What you'll do: Yeah, I want to and can do that.
- As a Data Engineer, you will be responsible for engineering data pipelines for Splunk’s enterprise data platform, democratizing datasets, enabling advanced analytics capabilities, integrating data from various systems, and applications. You will work as part of an evolving Enterprise Data Management(EDM) - Data Engineering Team to rapidly design, secure, build, test and release new data enablement capabilities. The role will collaborate closely with other specialists, Product Managers & key stakeholders across the company.

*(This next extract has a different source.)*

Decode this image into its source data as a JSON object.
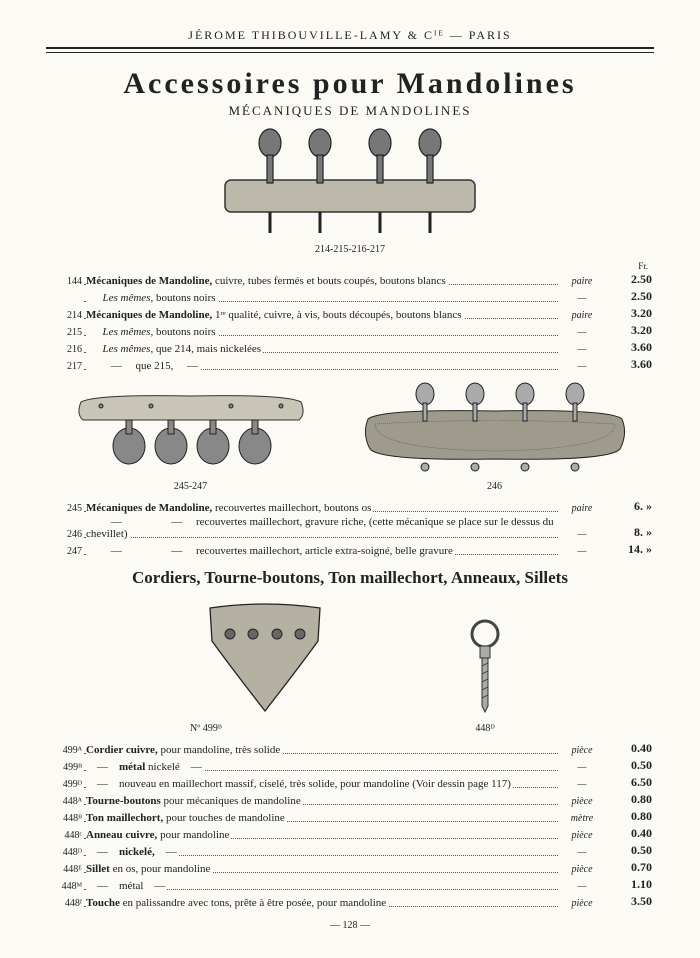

- Build large-scale batch and real-time data pipelines using the cloud data technologies, such as Snowflake, Matillion, Kubernetes, Python, Apache Airflow and Apache Kafka
- Serve as a resource for data management implementations on other technology teams and collaborate with data owners, business owners, and leaders.
- Supports the design and development of framework based data integration and interoperability across multiple Splunk Business applications.
- Advanced level skills in Python, SQL, data integration, data modeling and data architecture.
Requirements: I’ve already done that or have that!
- A minimum of 5 years of related experience
- 3+ years of experience as a Data Warehouse Architect or Data Engineer.
- 2+ years of experience driving adoption and building automation of data management services and tools.
- 2+ years of experience with API based ELT automation framework, data management, or interface design, development and maintenance.
- Large scale design, implementation and operations of Cloud data storage technologies such as AWS Redshift, Snowflake, Kubernetes, etc.
- 3+ years of experience with programming scripting and data science languages such as Python, SQL, etc.
- Experience in building data models, including conceptual, logical, and physical for Enterprise Relational, and Dimensional Databases.
- Advanced knowledge of Big Data concepts in organizing both structured and unstructured data
Preferred knowledge and experience: These are a huge plus.
- Knowledge of Splunk products
- Knowledge of DBT
- Experience with Sales Operations, Partner Operations and customer success business processes and applications
Education: Got it!
We value diversity, equity, and inclusion at Splunk and are an equal employment opportunity employer. Qualified applicants receive consideration for employment without regard to race, religion, color, national origin, ancestry, sex, gender, gender identity, gender expression, sexual orientation, marital status, age, physical or mental disability or medical condition, genetic information, veteran status, or any other consideration made unlawful by federal, state, or local laws. We consider qualified applicants with criminal histories, consistent with legal requirements.
- Bachelor’s degree preferably in Computer Science, Information Technology, Management Information Systems, or equivalent years of industry experience.